MACERATA OPERA FESTIVAL/ La
Turandot d'avanguardia sulle mura dello Sferisterio
Una Turandot
sperimentale che non ha entusiasmato il nostro critico GIUSEPPE PENNISI, ma a
quanto pare è piaciuta agli spettatori. Ecco di cosa si tratta
26 luglio
2017 Giuseppe Pennisi
Foto di
Alfredo Tabocchini
Su questa
testata il 18 luglio, commentando la Turandot, elegante e tradizionale
che apriva
il festival pucciniano di Torre del Lago, abbiamo annunciato che una versione
innovativa della medesima opera era in arrivo allo Sferisterio di Macerata.
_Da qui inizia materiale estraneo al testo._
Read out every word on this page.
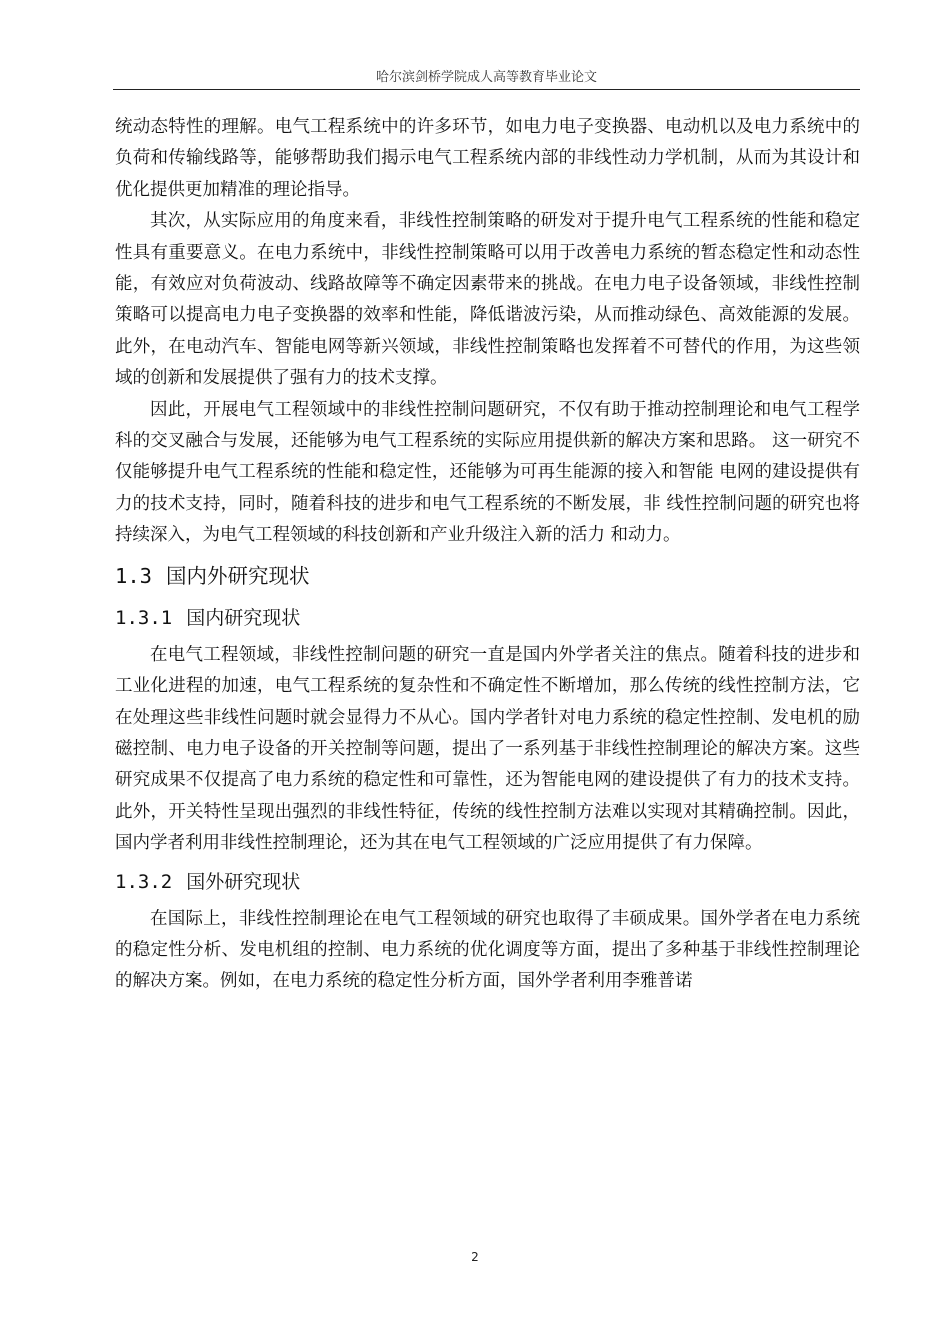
哈尔滨剑桥学院成人高等教育毕业论文

统动态特性的理解。电气工程系统中的许多环节，如电力电子变换器、电动机以及电力系统中的负荷和传输线路等，能够帮助我们揭示电气工程系统内部的非线性动力学机制，从而为其设计和优化提供更加精准的理论指导。

其次，从实际应用的角度来看，非线性控制策略的研发对于提升电气工程系统的性能和稳定性具有重要意义。在电力系统中，非线性控制策略可以用于改善电力系统的暂态稳定性和动态性能，有效应对负荷波动、线路故障等不确定因素带来的挑战。在电力电子设备领域，非线性控制策略可以提高电力电子变换器的效率和性能，降低谐波污染，从而推动绿色、高效能源的发展。此外，在电动汽车、智能电网等新兴领域，非线性控制策略也发挥着不可替代的作用，为这些领域的创新和发展提供了强有力的技术支撑。

因此，开展电气工程领域中的非线性控制问题研究，不仅有助于推动控制理论和电气工程学科的交叉融合与发展，还能够为电气工程系统的实际应用提供新的解决方案和思路。 这一研究不仅能够提升电气工程系统的性能和稳定性，还能够为可再生能源的接入和智能 电网的建设提供有力的技术支持，同时，随着科技的进步和电气工程系统的不断发展，非 线性控制问题的研究也将持续深入，为电气工程领域的科技创新和产业升级注入新的活力 和动力。

1.3 国内外研究现状
1.3.1 国内研究现状

在电气工程领域，非线性控制问题的研究一直是国内外学者关注的焦点。随着科技的进步和工业化进程的加速，电气工程系统的复杂性和不确定性不断增加，那么传统的线性控制方法，它在处理这些非线性问题时就会显得力不从心。国内学者针对电力系统的稳定性控制、发电机的励磁控制、电力电子设备的开关控制等问题，提出了一系列基于非线性控制理论的解决方案。这些研究成果不仅提高了电力系统的稳定性和可靠性，还为智能电网的建设提供了有力的技术支持。此外，开关特性呈现出强烈的非线性特征，传统的线性控制方法难以实现对其精确控制。因此，国内学者利用非线性控制理论，还为其在电气工程领域的广泛应用提供了有力保障。

1.3.2 国外研究现状

在国际上，非线性控制理论在电气工程领域的研究也取得了丰硕成果。国外学者在电力系统的稳定性分析、发电机组的控制、电力系统的优化调度等方面，提出了多种基于非线性控制理论的解决方案。例如，在电力系统的稳定性分析方面，国外学者利用李雅普诺

2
Ha
debuttato il 21 luglio.
E’ un
prodotto della “premiata ditta” Ricci/Forte che da qualche tempo ha molto
successo in Francia, al Romeuropa Festival ed in vari teatri italiani. E’ la
prima volta che si accostano al teatro in musica. Come affermano nel programma
di sala, la vicenda è spostata dal “mondo delle favole” allo “spazio mentale”
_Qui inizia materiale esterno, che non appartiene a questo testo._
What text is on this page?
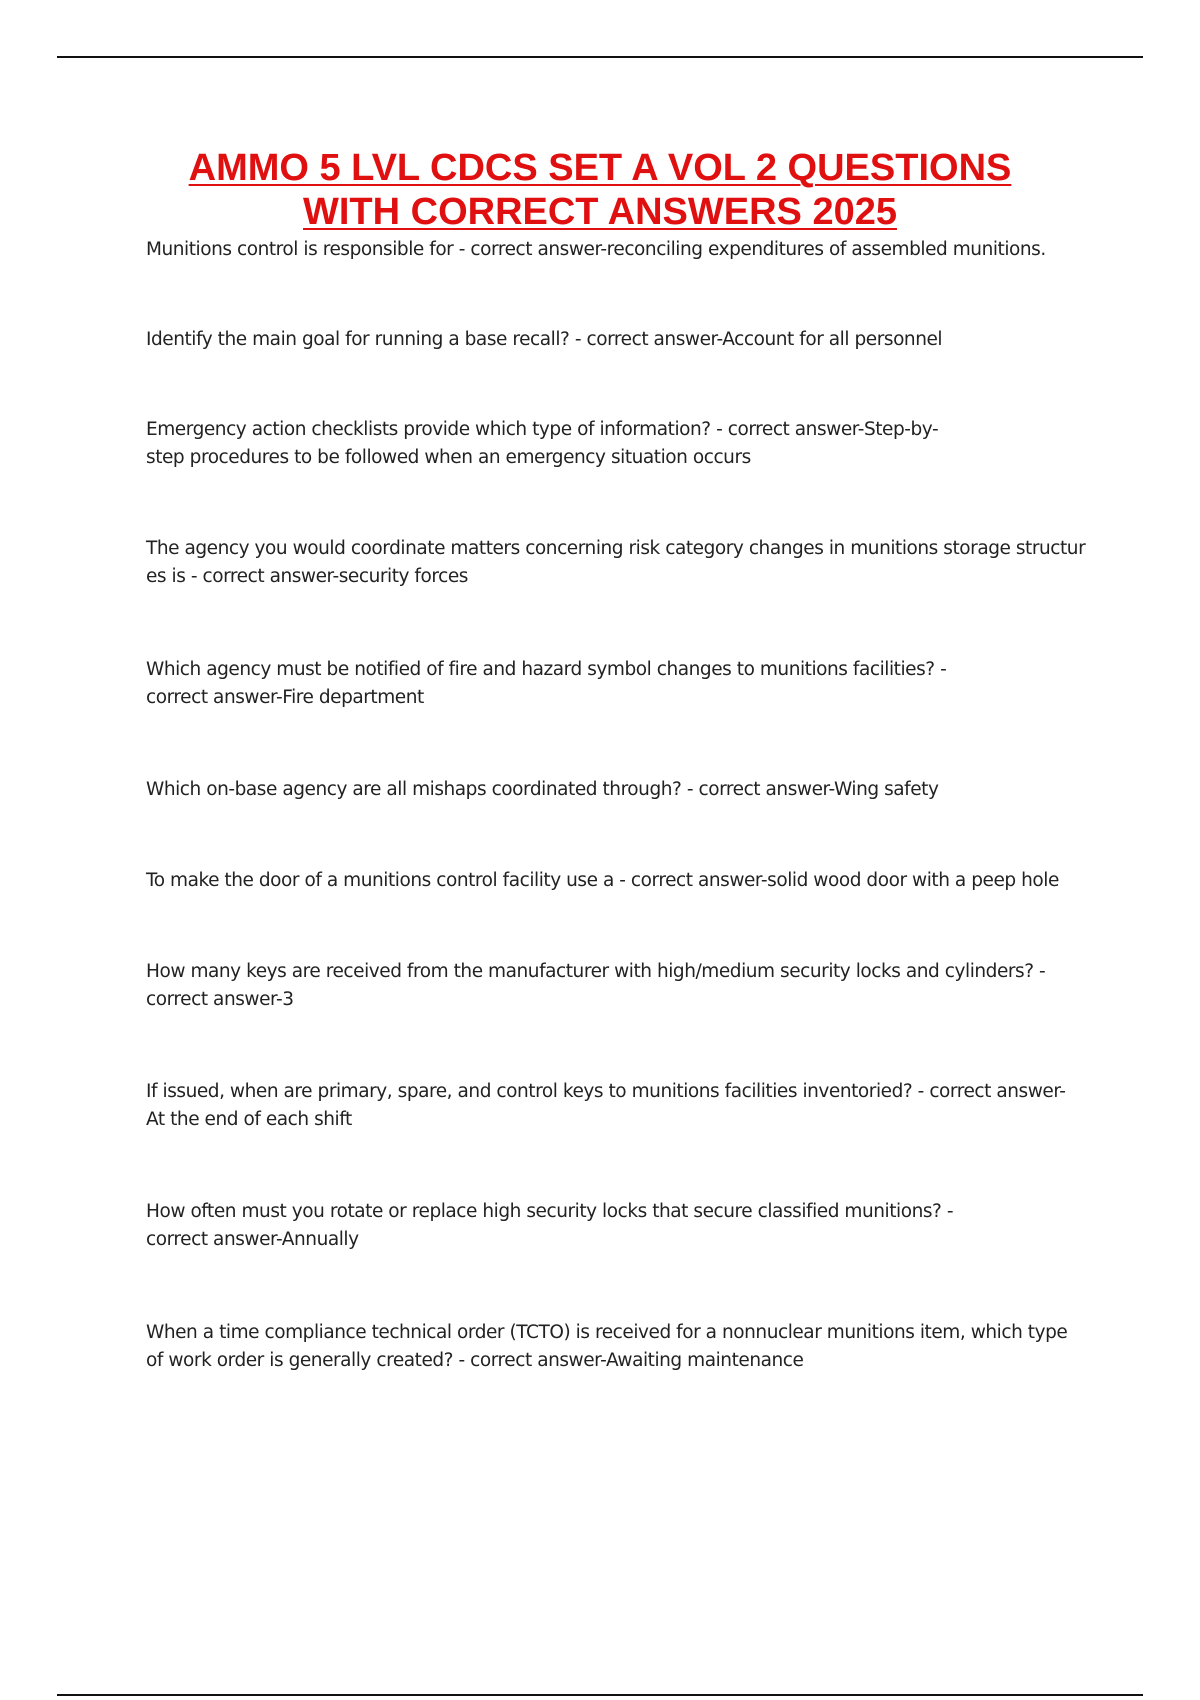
AMMO 5 LVL CDCS SET A VOL 2 QUESTIONS
WITH CORRECT ANSWERS 2025
Munitions control is responsible for - correct answer-reconciling expenditures of assembled munitions.
Identify the main goal for running a base recall? - correct answer-Account for all personnel
Emergency action checklists provide which type of information? - correct answer-Step-by-
step procedures to be followed when an emergency situation occurs
The agency you would coordinate matters concerning risk category changes in munitions storage structur
es is - correct answer-security forces
Which agency must be notified of fire and hazard symbol changes to munitions facilities? -
correct answer-Fire department
Which on-base agency are all mishaps coordinated through? - correct answer-Wing safety
To make the door of a munitions control facility use a - correct answer-solid wood door with a peep hole
How many keys are received from the manufacturer with high/medium security locks and cylinders? -
correct answer-3
If issued, when are primary, spare, and control keys to munitions facilities inventoried? - correct answer-
At the end of each shift
How often must you rotate or replace high security locks that secure classified munitions? -
correct answer-Annually
When a time compliance technical order (TCTO) is received for a nonnuclear munitions item, which type
of work order is generally created? - correct answer-Awaiting maintenance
di Turandot, “una distesa di ghiaccio sulla quale ogni forma di vita viene
analizzata e catalogata” per paura di essere posseduta da un uomo e diventare
madre. Una lettura, quindi, psicoanalitica, in armonia con gli anni in cui
Puccini scrisse l’opera e, a Vienna, Freud iniziava la psicoanalisi.
Non è una
lettura né nuova né originale. Di recente, una lettura analoga è stata
presentata da Henning Brockhaus a Roma (2006) e sempre nel teatro della
capitale da Denis Krief (2015). Non esistono DVD né della prima né nella
seconda; dato che Ricci/Forte non sono frequentatori di teatri d’opera, è
comprensibile che non abbiano contezza e pensino che la loro proposta sia
originale. Per chi si vuole avvicinare al teatro d’opera degli anni venti con
riferimento alla psicoanalisi, dovrebbe essere un must studiare il DVD
di Die tote Stadt di Erich Korngold con la regia di Willy Decker (2004),
una produzione che ha fatto il giro del mondo e che la prossima stagione credo
sia in programma a Vienna.
Non mi cale
che l’idea presentata al pubblico di Macerata come originala tale non sia ma
che mentre Brockhaus e Krief hanno dei gioielli di teatro in musica, la
“premiata ditta” ha presentato un “pasticciaccio brutto” simile a quello che il
commissario Ciccio Ingrassia doveva dipanare nel romanzo di Gadda.
Il prodotto
non è rispettoso né del libretto né della musica. Ad esempio, Liù non si
suicida ma viene uccisa da una revolverata di Turandot. Turandot non si fa
baciare da Calaf al termine del duetto finale, ma viene stuprata in una “casa
mobile” (sul tipo di quelle costruite per i terremotati), gli scherani di
Turandot uccidono tutti i bambini di Pechino per timore che uno di essi,
diventato adulto, abbia rapporti con la Principessa di ghiaccio, la quale, dato
che la vicenda è ambientata al Polo (o giù di lì) usa come mezzo di trasporto
un enorme orso bianco.
Inoltre, lo
spettacolo è pieno di gag per épater les bourgeois (cercare di fare
colpo sui piccoli borghesi): il popolo di Pechino al primo atto in verde (come
leghisti o hostess Alitalia), al secondo in abiti scuri, al terzo come
immigrati appena discesi da un barcone o usciti da un CIE. Ping, Pong Pang sono
medici sadici al primo atto, clown da circo al secondo, burocrati-questurini al
terzo. Abbondano i “quasi nudi” maschili che con l’opera non c’entrano nulla.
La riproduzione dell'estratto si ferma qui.